Training

bb1merged.jpgAny routine you find, whether it be online, given to you by a friend or trainer, or one you came up with yourself, will never be exactly what your body needs. Your awareness of what your body is doing is going to be the most important, and only way to get the absolute most from your training session (I discuss this further in Watch Yourself! ). Your body responds differently to the same stimulus every day, as it is constantly adapting to what you make it do. For example, doing the same exercises two sessions in a row might not be what enables your body to grow the most. Even the amount of reps can change from day to day, so if you stick to a structured routine, you are not getting the most out of your workout. Feeling the muscles contract from beginning to end, and noting how each rep makes you feel is the key to maximizing your training efforts. You don’t always stop at 8, 10, 12, or 15 reps. Some sets might have you doing a set of 8 reps before the muscle can no longer contract, whereas the next set may have you move the same weight 15 times before the muscle is properly set up to grow. One day you may do 2 sets of an exercise and feel like your muscles have been obliterated, whereas another day you may end up doing 6 sets before you feel the exercise has been worthwhile.

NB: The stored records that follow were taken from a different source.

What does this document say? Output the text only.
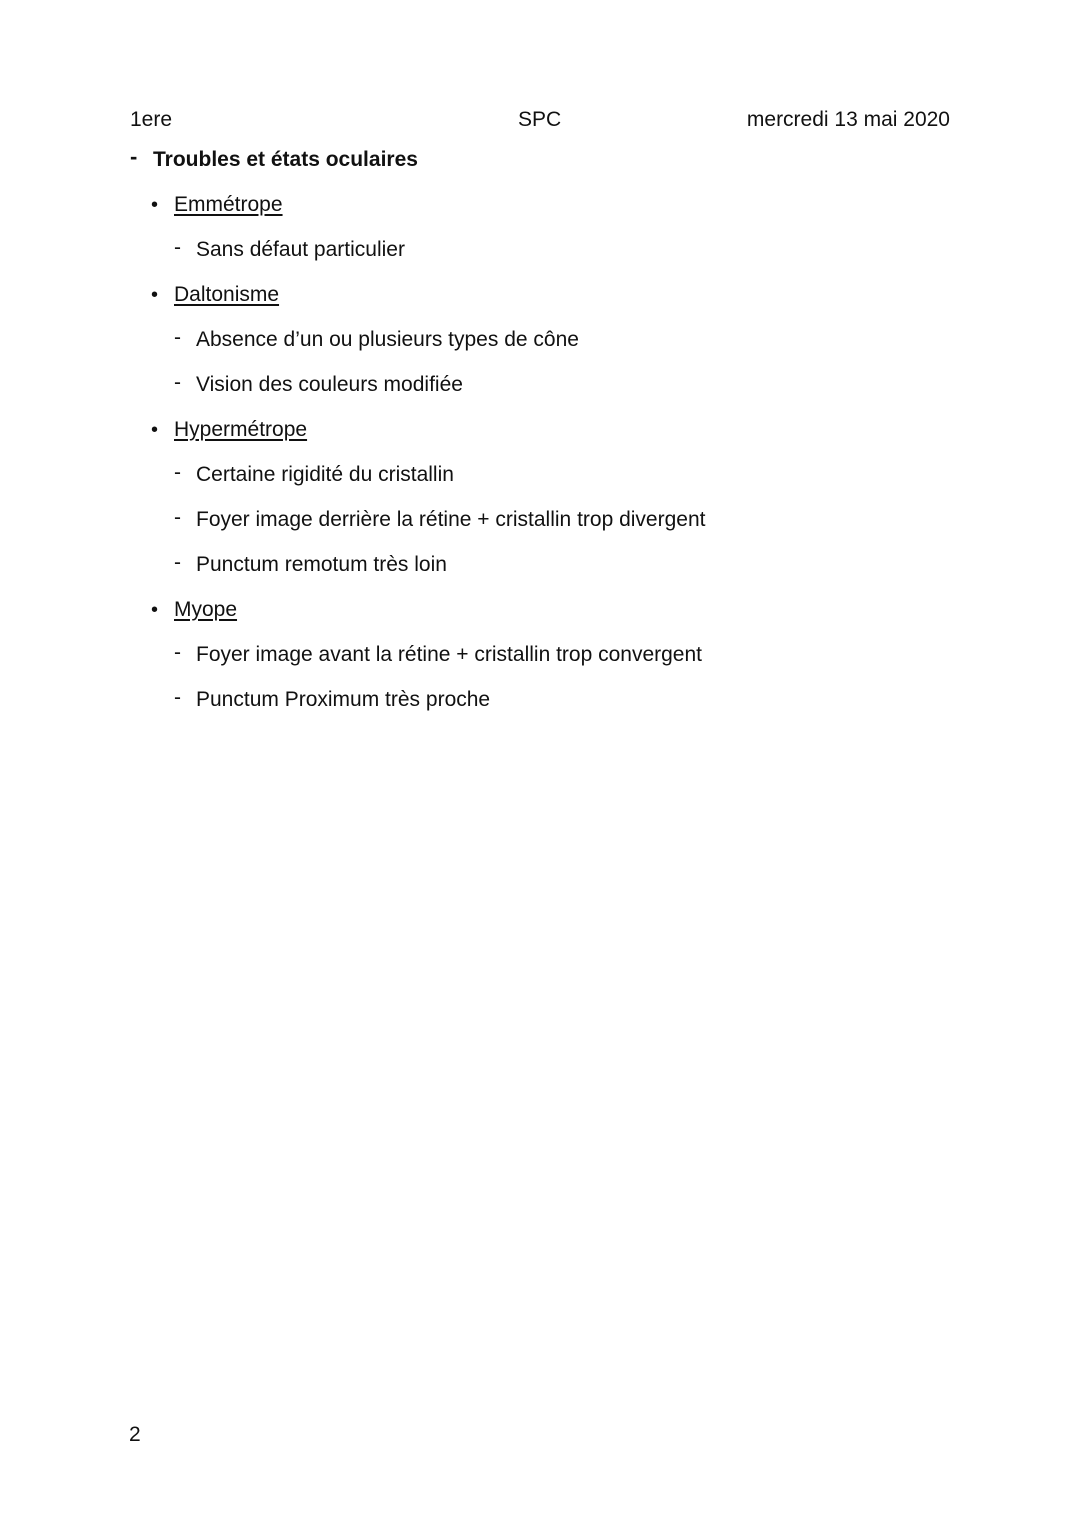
1ere	SPC	mercredi 13 mai 2020
- Troubles et états oculaires
• Emmétrope
- Sans défaut particulier
• Daltonisme
- Absence d’un ou plusieurs types de cône
- Vision des couleurs modifiée
• Hypermétrope
- Certaine rigidité du cristallin
- Foyer image derrière la rétine + cristallin trop divergent
- Punctum remotum très loin
• Myope
- Foyer image avant la rétine + cristallin trop convergent
- Punctum Proximum très proche
2
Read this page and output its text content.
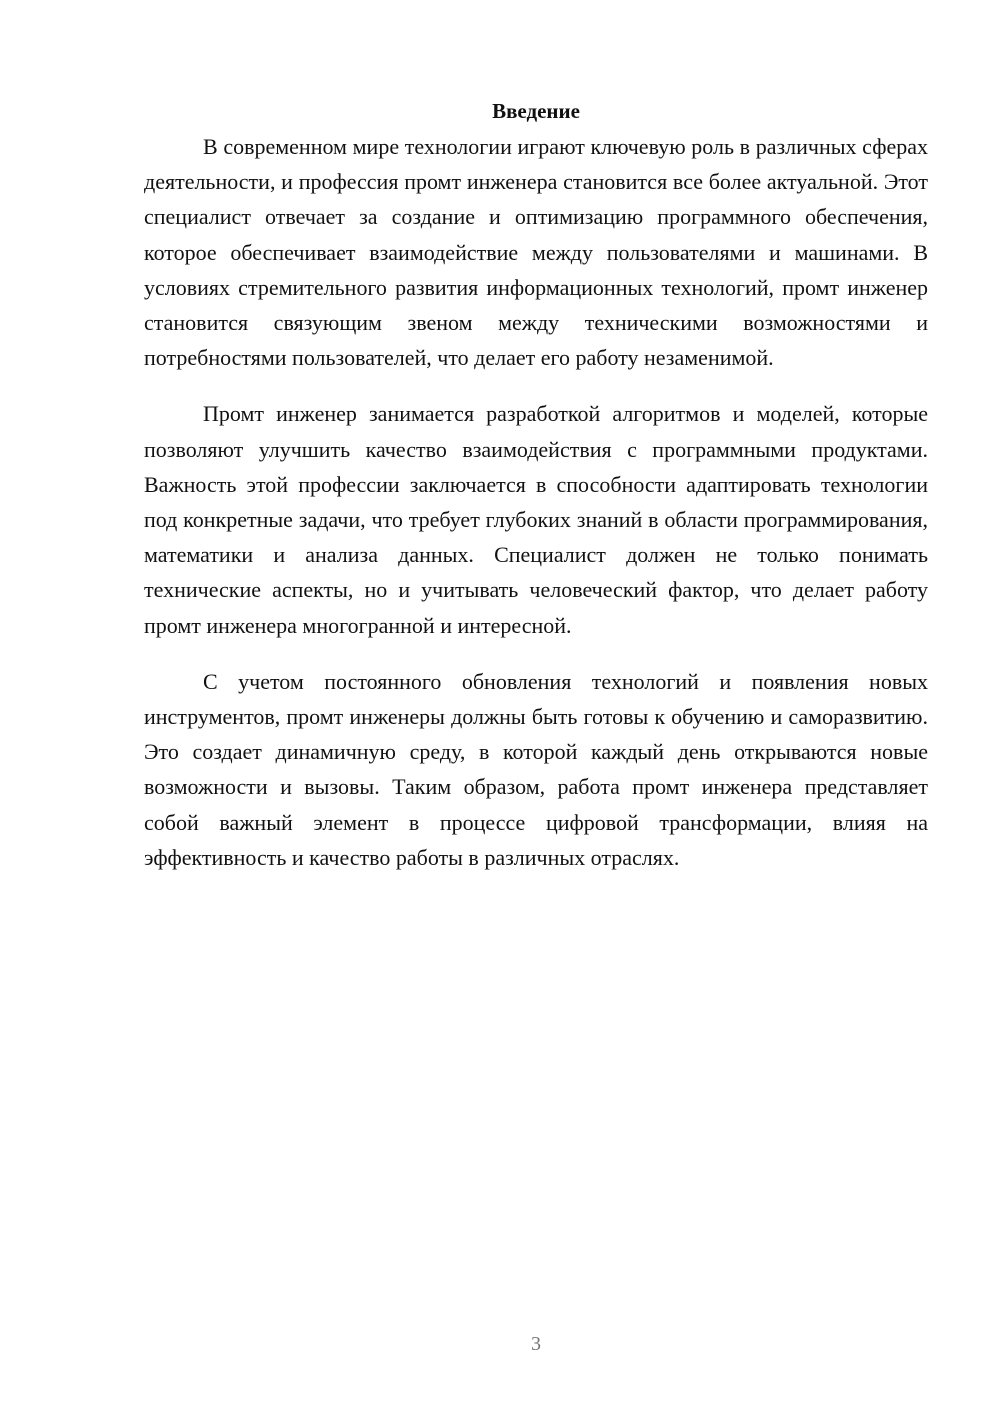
Введение

В современном мире технологии играют ключевую роль в различных сферах деятельности, и профессия промт инженера становится все более актуальной. Этот специалист отвечает за создание и оптимизацию программного обеспечения, которое обеспечивает взаимодействие между пользователями и машинами. В условиях стремительного развития информационных технологий, промт инженер становится связующим звеном между техническими возможностями и потребностями пользователей, что делает его работу незаменимой.

Промт инженер занимается разработкой алгоритмов и моделей, которые позволяют улучшить качество взаимодействия с программными продуктами. Важность этой профессии заключается в способности адаптировать технологии под конкретные задачи, что требует глубоких знаний в области программирования, математики и анализа данных. Специалист должен не только понимать технические аспекты, но и учитывать человеческий фактор, что делает работу промт инженера многогранной и интересной.

С учетом постоянного обновления технологий и появления новых инструментов, промт инженеры должны быть готовы к обучению и саморазвитию. Это создает динамичную среду, в которой каждый день открываются новые возможности и вызовы. Таким образом, работа промт инженера представляет собой важный элемент в процессе цифровой трансформации, влияя на эффективность и качество работы в различных отраслях.

3
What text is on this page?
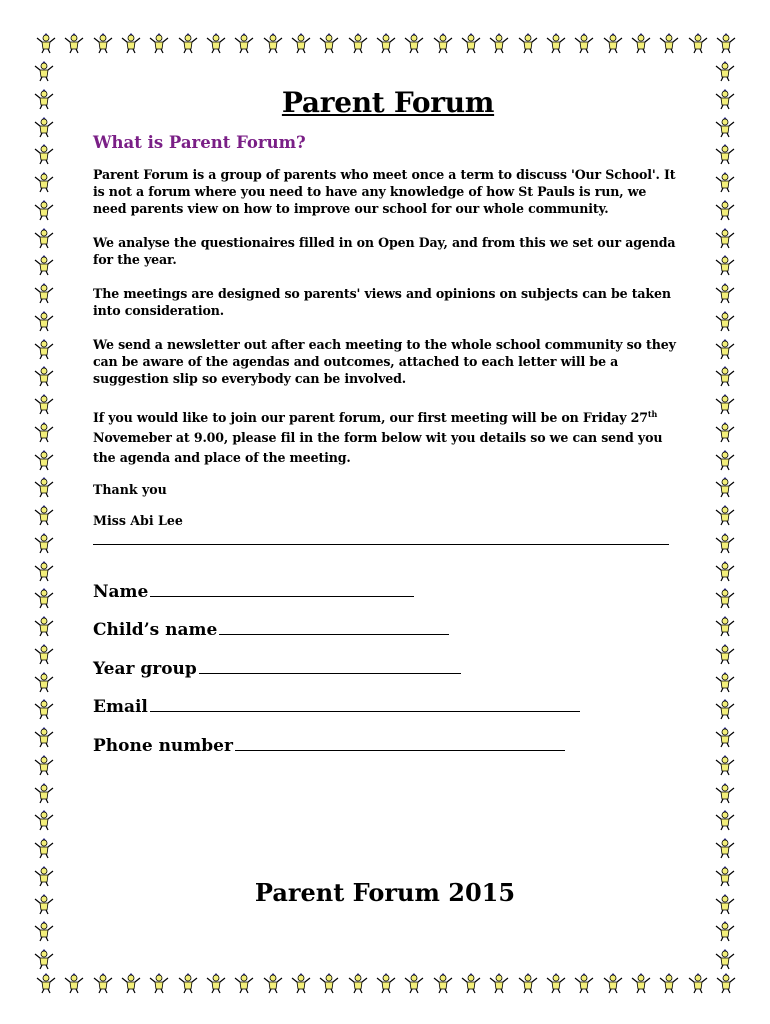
Parent Forum
What is Parent Forum?

Parent Forum is a group of parents who meet once a term to discuss 'Our School'. It is not a forum where you need to have any knowledge of how St Pauls is run, we need parents view on how to improve our school for our whole community.

We analyse the questionaires filled in on Open Day, and from this we set our agenda for the year.

The meetings are designed so parents' views and opinions on subjects can be taken into consideration.

We send a newsletter out after each meeting to the whole school community so they can be aware of the agendas and outcomes, attached to each letter will be a suggestion slip so everybody can be involved.

If you would like to join our parent forum, our first meeting will be on Friday 27th Novemeber at 9.00, please fil in the form below wit you details so we can send you the agenda and place of the meeting.

Thank you

Miss Abi Lee

Name
Child’s name
Year group
Email
Phone number
Parent Forum 2015
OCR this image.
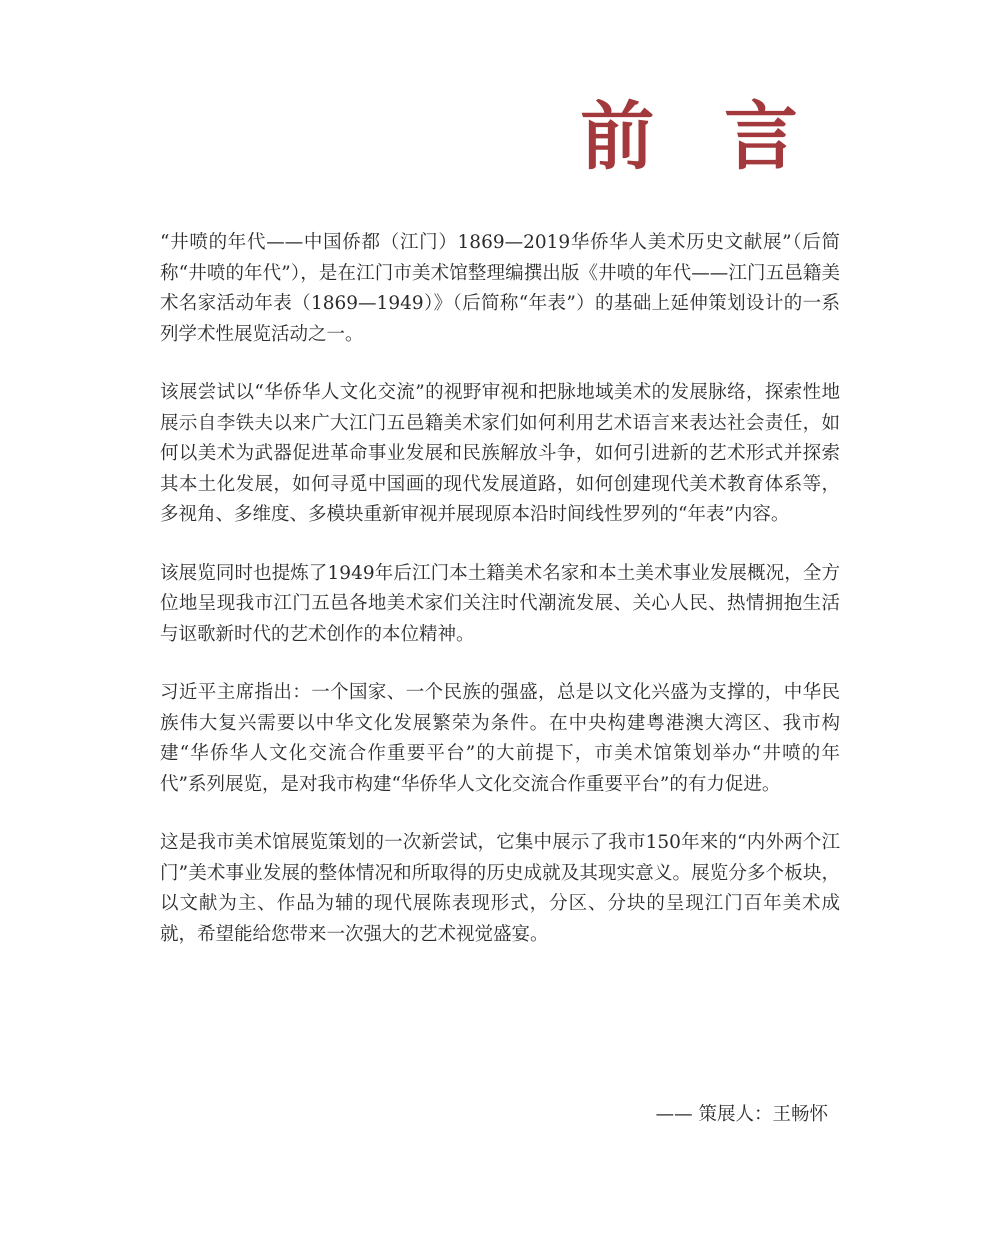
前 言

“井喷的年代——中国侨都（江门）1869—2019华侨华人美术历史文献展”（后简称“井喷的年代”），是在江门市美术馆整理编撰出版《井喷的年代——江门五邑籍美术名家活动年表（1869—1949）》（后简称“年表”）的基础上延伸策划设计的一系列学术性展览活动之一。

该展尝试以“华侨华人文化交流”的视野审视和把脉地域美术的发展脉络，探索性地展示自李铁夫以来广大江门五邑籍美术家们如何利用艺术语言来表达社会责任，如何以美术为武器促进革命事业发展和民族解放斗争，如何引进新的艺术形式并探索其本土化发展，如何寻觅中国画的现代发展道路，如何创建现代美术教育体系等，多视角、多维度、多模块重新审视并展现原本沿时间线性罗列的“年表”内容。

该展览同时也提炼了1949年后江门本土籍美术名家和本土美术事业发展概况，全方位地呈现我市江门五邑各地美术家们关注时代潮流发展、关心人民、热情拥抱生活与讴歌新时代的艺术创作的本位精神。

习近平主席指出：一个国家、一个民族的强盛，总是以文化兴盛为支撑的，中华民族伟大复兴需要以中华文化发展繁荣为条件。在中央构建粤港澳大湾区、我市构建“华侨华人文化交流合作重要平台”的大前提下，市美术馆策划举办“井喷的年代”系列展览，是对我市构建“华侨华人文化交流合作重要平台”的有力促进。

这是我市美术馆展览策划的一次新尝试，它集中展示了我市150年来的“内外两个江门”美术事业发展的整体情况和所取得的历史成就及其现实意义。展览分多个板块，以文献为主、作品为辅的现代展陈表现形式，分区、分块的呈现江门百年美术成就，希望能给您带来一次强大的艺术视觉盛宴。

—— 策展人：王畅怀
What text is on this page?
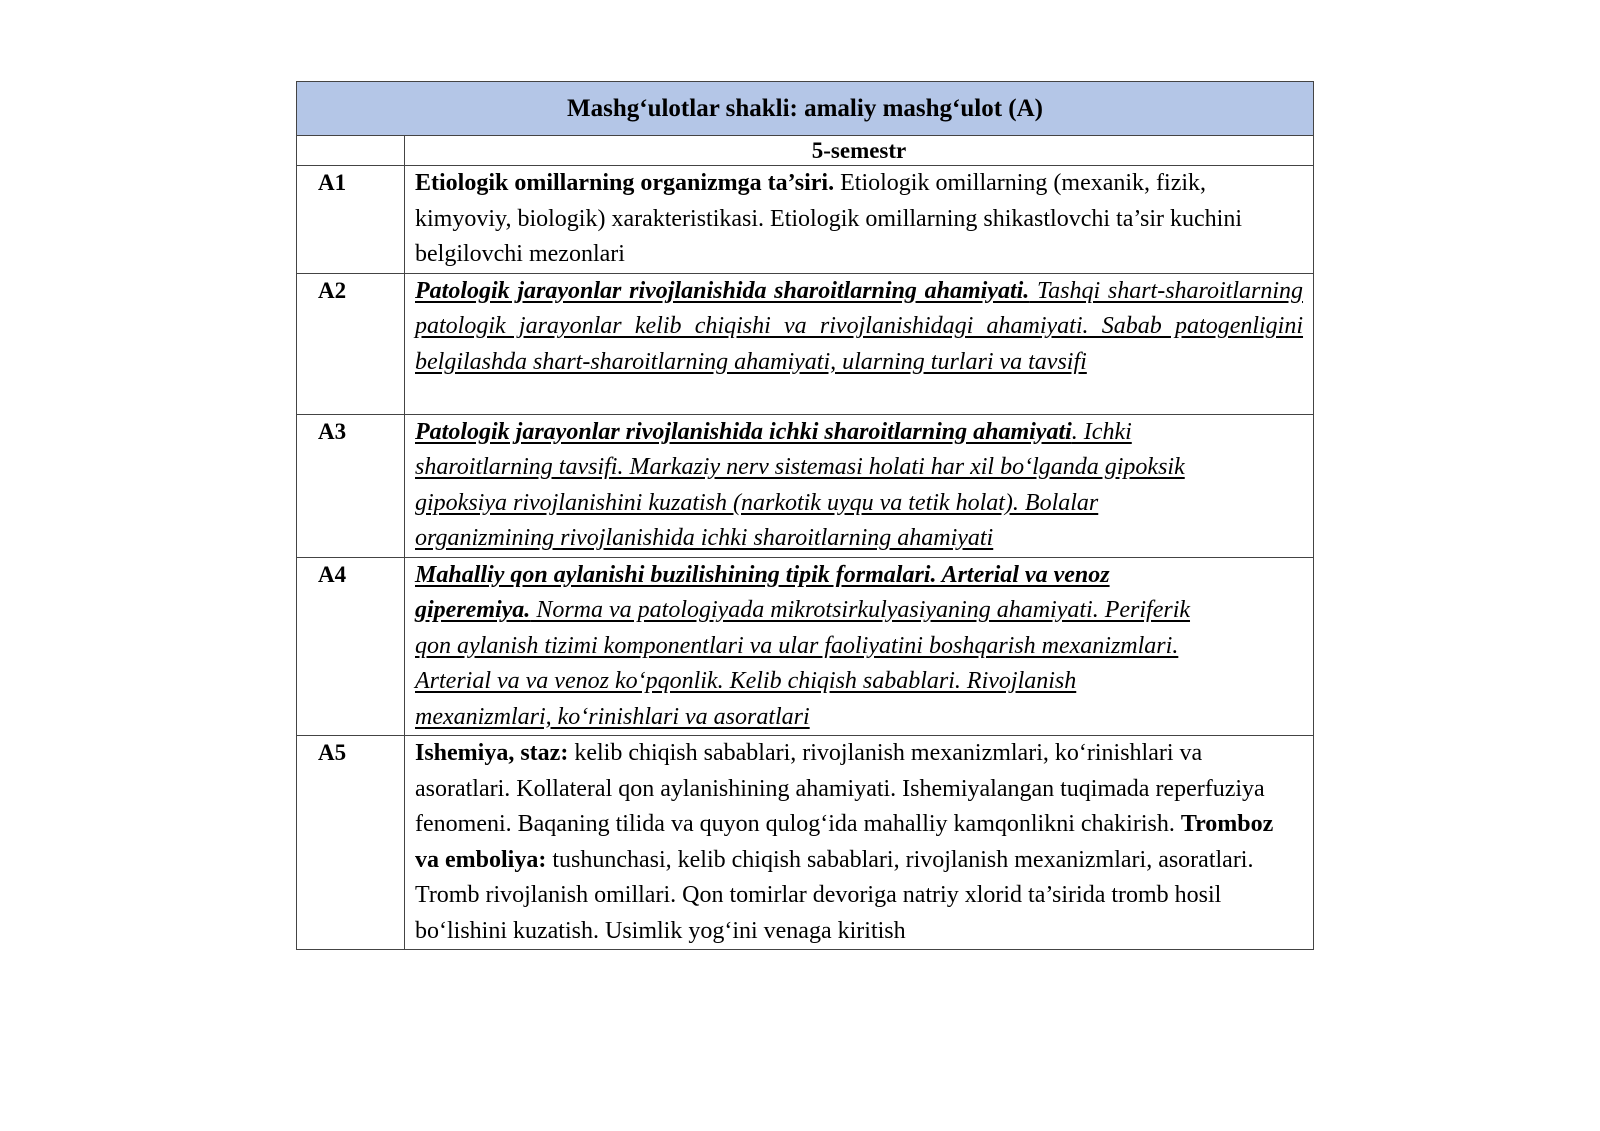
Mashg‘ulotlar shakli: amaliy mashg‘ulot (A)	
	5-semestr
A1	Etiologik omillarning organizmga ta’siri. Etiologik omillarning (mexanik, fizik, kimyoviy, biologik) xarakteristikasi. Etiologik omillarning shikastlovchi ta’sir kuchini belgilovchi mezonlari
A2	Patologik jarayonlar rivojlanishida sharoitlarning ahamiyati. Tashqi shart-sharoitlarning patologik jarayonlar kelib chiqishi va rivojlanishidagi ahamiyati. Sabab patogenligini belgilashda shart-sharoitlarning ahamiyati, ularning turlari va tavsifi
A3	Patologik jarayonlar rivojlanishida ichki sharoitlarning ahamiyati. Ichki
sharoitlarning tavsifi. Markaziy nerv sistemasi holati har xil bo‘lganda gipoksik
gipoksiya rivojlanishini kuzatish (narkotik uyqu va tetik holat). Bolalar
organizmining rivojlanishida ichki sharoitlarning ahamiyati
A4	Mahalliy qon aylanishi buzilishining tipik formalari. Arterial va venoz
giperemiya. Norma va patologiyada mikrotsirkulyasiyaning ahamiyati. Periferik
qon aylanish tizimi komponentlari va ular faoliyatini boshqarish mexanizmlari.
Arterial va va venoz ko‘pqonlik. Kelib chiqish sabablari. Rivojlanish
mexanizmlari, ko‘rinishlari va asoratlari
A5	Ishemiya, staz: kelib chiqish sabablari, rivojlanish mexanizmlari, ko‘rinishlari va asoratlari. Kollateral qon aylanishining ahamiyati. Ishemiyalangan tuqimada reperfuziya fenomeni. Baqaning tilida va quyon qulog‘ida mahalliy kamqonlikni chakirish. Tromboz va emboliya: tushunchasi, kelib chiqish sabablari, rivojlanish mexanizmlari, asoratlari. Tromb rivojlanish omillari. Qon tomirlar devoriga natriy xlorid ta’sirida tromb hosil bo‘lishini kuzatish. Usimlik yog‘ini venaga kiritish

Do what your body says, and then write that down. Do not take what has already been written down, and make your body do that. What you have done has lead to where you are, to the structured schedule (I speak of this in more depth in Habits are Easy). Where you are is merely a result, and not an end. Any routine or guideline given to you should be adapted to what your body wants, do not adapt your body to the guidelines. Do not ever think about the next rep, do not ever worry about the next set. This means that while you are performing a rep, you are not counting, you are not thinking about any event in the future (your next rep, your next meal, how much weight you will left next) or anything in the past (how many reps you’ve done, what weight you used last time, what’s on your grocery list). Your presence must be in the present moment, NOW. Listen and be guided by your body, it knows what it needs better than your mind ever will. Focus your entire awareness on the movement of your body, how the muscles are contracting and relaxing, what your body might be doing to compensate, what the contraction feels like. Any thoughts you have while you are performing the exercise is deterring you from optimal gains. Immerse yourself in your work. You can not know when to stop if you are not listening to the muscles doing the work.

When I am informed on how to perform an exercise, whether it be an article online, or someone else telling me how, it is usually an end result, or what the lift should look like, rather than how to perform it. For example, a common phrase to explain how to bench press, is “push the weight up using your chest.” Although the statement is accurate, it does not explain the mechanics of how the motion is started and how one is supposed to push with their chest. Someone who reads this might be inclined to go try this out next time they lift, as a means to develop their pectorals. Usually, they will end up pushing the weight up (usually in a straight line) away from their chest, using their arms and shoulders as well. This progression tends to continue for a while, until they realize that their shoulders are growing more than their chest, or they feel pain or soreness after a chest workout, elsewhere than just in their chest. The beginning lifter, or the lifter seeking to isolate his pectorals to properly perform a bodybuilding bench press movement, must know to begin the contraction by contracting the pecs, rather than pushing the weight up. A pushing motion with the chest, shoulders and triceps will move the weight up, and so will a motion beginning and ending only with the contraction of the pectorals. However, only the latter will develop the chest maximally, and use the equipment appropriately for muscle gains.

Another example would be for a rowing motion targeting the lats; just pull the weight with your lats. It is that simple, there is no need to add anything to that phrase. You contract the lats first, and the arms just hold the bar while the scapulae move closer to each other, thus pulling the bar to your chest. It begins with the lats, and ends with the lats, both the concentric and eccentric portions only involve contraction of the lats.